A Papist group called "Home of the Mother" has been booted off the campus of Ave Maria University in Florida. Apparently, university administrators have just learned of "immoral conduct" by a religious sister toward a female student. The real issue seems to be that the community had known about the relationship for some time, and had recalled Sr. Maria Elena to Spain -- but without telling the university.
"Home of the Mother" -- properly Hogar del Madre -- is not a recognized religious order as such, but rather a "public international association of the faithful." What precisely that means, we have no idea. It was founded in 1982 by a Spanish priest with six young women, and seems to engage principally in evangelism and recruitment among young people. Its website lists three "missions in the Church," namely:
- The Defense of the Eucharist.
- The Defense of the Honor of Our Mother,especially in the privilege of her virginity.
- The Conquest of the Youth for Christ.
At Ave Maria, there was evidently some confusion about the privilege of virginity, not to mention just what it means to, ahem, "conquer youth." The scandalous sister was part of a Home of the Mother group leading a "discernment program" for female students. The idea was apparently to help them discern a call to join Home of the Mother, although Heaven knows that college is a time when young women experiment with all sorts of things in an effort to discern ... well, you see where this is going.
Frankly, the university seems to have acted as quickly as it could, and any fault here attaches to the Home of the Mother people, who sound to us like one more Pope-idolizing, youth-recruiting, secret-keeping rightist clique. Paging Opus Dei or -- more to the point -- the Legion of Christ. Now that they're on the radar, we can keep an eye on them.

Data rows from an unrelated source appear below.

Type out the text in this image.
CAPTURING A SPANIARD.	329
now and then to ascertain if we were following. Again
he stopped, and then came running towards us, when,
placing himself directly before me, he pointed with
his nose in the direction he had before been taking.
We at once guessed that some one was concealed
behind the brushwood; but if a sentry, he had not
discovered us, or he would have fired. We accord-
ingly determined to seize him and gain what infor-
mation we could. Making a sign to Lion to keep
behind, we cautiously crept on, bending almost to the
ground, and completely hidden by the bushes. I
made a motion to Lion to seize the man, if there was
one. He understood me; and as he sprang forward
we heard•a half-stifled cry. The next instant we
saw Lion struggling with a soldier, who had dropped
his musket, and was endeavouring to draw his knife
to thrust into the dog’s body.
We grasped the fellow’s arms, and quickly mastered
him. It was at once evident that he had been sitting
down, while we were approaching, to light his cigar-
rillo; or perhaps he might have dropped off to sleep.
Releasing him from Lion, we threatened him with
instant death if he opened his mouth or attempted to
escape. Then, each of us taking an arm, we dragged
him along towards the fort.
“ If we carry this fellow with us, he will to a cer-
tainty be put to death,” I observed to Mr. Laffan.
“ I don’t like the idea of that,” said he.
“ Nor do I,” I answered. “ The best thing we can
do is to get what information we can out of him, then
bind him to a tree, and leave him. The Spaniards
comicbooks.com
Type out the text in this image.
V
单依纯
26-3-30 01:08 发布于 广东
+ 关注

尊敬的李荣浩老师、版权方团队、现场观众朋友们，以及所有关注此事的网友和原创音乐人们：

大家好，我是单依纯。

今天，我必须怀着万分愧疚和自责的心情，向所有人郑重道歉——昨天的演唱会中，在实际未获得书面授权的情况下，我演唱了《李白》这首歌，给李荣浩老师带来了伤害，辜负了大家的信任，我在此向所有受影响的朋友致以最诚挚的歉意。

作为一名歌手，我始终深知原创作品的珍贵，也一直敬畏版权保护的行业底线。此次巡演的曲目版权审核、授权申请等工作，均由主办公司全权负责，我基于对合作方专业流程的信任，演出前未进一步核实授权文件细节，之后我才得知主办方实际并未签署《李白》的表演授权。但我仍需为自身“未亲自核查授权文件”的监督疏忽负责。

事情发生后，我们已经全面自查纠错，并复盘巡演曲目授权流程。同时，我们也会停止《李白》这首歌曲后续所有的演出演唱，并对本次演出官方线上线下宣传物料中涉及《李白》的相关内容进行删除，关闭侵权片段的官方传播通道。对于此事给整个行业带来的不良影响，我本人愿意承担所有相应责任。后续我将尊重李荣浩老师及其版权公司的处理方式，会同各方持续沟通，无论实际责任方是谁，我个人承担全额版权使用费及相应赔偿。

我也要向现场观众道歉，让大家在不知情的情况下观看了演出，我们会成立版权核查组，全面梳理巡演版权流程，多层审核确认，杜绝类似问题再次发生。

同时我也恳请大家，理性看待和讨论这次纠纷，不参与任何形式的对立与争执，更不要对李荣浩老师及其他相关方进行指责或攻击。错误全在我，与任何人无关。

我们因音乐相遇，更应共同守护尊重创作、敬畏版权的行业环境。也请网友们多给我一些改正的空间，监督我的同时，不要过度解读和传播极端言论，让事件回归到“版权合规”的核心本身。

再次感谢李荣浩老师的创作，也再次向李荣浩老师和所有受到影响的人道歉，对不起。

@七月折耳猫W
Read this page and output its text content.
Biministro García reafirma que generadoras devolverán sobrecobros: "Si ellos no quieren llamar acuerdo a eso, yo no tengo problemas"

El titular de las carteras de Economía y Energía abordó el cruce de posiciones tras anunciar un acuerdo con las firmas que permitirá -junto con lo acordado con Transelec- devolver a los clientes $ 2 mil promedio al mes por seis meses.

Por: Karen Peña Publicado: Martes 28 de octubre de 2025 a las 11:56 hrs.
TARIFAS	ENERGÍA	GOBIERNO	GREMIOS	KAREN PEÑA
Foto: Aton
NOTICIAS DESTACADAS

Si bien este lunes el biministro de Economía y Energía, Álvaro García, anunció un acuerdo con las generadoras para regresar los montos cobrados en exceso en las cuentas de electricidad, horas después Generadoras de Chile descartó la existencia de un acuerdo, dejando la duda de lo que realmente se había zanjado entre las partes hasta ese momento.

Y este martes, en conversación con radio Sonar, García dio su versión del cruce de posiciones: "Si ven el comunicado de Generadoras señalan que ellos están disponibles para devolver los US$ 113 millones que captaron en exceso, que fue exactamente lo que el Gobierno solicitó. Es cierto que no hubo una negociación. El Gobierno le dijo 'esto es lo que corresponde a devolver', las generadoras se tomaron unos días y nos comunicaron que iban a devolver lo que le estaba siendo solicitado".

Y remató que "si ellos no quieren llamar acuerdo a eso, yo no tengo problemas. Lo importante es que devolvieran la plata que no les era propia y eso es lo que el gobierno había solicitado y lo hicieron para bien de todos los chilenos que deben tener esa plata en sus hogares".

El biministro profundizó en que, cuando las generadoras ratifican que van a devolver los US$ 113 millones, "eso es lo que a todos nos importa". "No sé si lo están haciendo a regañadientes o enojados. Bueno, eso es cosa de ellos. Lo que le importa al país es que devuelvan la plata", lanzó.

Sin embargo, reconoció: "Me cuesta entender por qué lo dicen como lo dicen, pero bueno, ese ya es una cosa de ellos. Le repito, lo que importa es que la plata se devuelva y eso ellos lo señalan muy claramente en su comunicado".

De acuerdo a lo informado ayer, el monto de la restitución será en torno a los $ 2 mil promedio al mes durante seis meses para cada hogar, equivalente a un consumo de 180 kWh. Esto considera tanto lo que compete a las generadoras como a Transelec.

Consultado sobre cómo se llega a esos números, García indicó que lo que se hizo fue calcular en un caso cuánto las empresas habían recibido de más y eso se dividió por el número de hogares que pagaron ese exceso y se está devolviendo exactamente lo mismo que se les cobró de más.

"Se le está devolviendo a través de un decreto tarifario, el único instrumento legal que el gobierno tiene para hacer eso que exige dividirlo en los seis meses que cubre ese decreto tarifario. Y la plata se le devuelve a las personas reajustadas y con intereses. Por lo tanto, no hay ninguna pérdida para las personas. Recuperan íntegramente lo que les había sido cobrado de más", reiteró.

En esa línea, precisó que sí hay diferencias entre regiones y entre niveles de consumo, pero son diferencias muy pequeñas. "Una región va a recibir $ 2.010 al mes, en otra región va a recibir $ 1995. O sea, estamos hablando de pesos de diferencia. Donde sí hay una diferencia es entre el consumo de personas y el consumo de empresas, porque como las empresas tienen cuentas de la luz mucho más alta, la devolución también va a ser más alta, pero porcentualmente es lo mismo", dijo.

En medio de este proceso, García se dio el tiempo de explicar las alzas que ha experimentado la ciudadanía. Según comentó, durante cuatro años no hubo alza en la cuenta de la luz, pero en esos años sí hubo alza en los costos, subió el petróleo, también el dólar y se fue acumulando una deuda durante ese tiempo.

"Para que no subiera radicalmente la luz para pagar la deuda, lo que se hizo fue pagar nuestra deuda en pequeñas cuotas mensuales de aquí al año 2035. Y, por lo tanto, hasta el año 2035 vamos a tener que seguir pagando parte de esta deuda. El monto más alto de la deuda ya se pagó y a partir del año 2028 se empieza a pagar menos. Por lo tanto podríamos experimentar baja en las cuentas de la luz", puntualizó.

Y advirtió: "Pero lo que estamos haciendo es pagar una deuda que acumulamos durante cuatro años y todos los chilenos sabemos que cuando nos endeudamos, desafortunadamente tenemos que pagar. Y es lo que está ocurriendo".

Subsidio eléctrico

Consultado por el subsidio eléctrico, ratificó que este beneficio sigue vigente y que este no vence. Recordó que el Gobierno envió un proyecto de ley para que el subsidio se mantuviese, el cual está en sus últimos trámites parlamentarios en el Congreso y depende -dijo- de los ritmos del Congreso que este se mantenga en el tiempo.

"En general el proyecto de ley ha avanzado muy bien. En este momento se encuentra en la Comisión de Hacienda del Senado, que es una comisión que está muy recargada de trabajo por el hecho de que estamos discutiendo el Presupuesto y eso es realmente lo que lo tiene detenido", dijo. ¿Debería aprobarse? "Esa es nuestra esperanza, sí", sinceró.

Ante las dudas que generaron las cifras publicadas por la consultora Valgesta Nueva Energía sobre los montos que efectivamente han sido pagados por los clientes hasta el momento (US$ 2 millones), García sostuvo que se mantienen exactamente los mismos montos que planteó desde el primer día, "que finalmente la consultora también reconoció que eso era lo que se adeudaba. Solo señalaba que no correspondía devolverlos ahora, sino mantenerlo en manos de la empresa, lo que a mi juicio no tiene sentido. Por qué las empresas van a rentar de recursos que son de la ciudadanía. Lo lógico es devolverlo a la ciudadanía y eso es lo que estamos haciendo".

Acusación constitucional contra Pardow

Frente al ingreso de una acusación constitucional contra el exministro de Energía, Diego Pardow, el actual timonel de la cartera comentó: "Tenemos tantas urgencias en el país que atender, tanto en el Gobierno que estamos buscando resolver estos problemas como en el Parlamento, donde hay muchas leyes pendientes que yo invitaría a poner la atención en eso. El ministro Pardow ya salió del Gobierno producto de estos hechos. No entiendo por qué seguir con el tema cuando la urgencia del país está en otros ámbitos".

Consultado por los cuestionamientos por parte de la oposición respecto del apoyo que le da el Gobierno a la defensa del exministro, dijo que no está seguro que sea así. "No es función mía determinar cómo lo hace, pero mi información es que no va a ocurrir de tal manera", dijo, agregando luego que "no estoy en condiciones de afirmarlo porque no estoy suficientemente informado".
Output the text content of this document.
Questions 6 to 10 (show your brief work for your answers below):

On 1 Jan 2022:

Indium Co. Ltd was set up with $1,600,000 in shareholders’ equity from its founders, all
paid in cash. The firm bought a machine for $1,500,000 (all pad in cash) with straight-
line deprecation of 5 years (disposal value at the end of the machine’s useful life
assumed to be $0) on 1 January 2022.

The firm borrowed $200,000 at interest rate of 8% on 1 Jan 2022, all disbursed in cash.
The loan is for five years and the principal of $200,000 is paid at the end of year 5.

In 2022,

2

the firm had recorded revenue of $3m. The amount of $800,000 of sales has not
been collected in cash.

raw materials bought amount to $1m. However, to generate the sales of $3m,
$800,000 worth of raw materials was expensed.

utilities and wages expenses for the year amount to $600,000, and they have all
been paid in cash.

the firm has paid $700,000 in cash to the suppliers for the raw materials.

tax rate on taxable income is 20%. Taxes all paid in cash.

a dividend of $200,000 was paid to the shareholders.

As for pizza, we only mentioned it because Ave Maria University's founder and chancellor is Tom Monaghan, known to the secular world as the founder of Domino's Pizza. Which, incidentally, is not an especially good pie.
1 comment:
The subject nun was the HEAD of the group at AMU which itself was HEAD of women's discernment for the University. She was also the head of the local Catholic elementary school in the Ave Maria Town. Now, she was recalled in March. AMU has NOT said that thjey did not know about it back then. They merely said that they were given an explanation. Well, if you already know why, then you would not be given an explanation would you? Remember that the President of AMU is a lawyer.
Don't you think AMU would notice that the HEAD of this group simply vanished? That she did not attend the elementary school graduation in May/June? No one noticed for five months? Are you kidding me?
No, AMU knew, but they were obviously trying to cover this up. Only when someone ratted them out to the Bishop in august did the you-know-what hit the fan.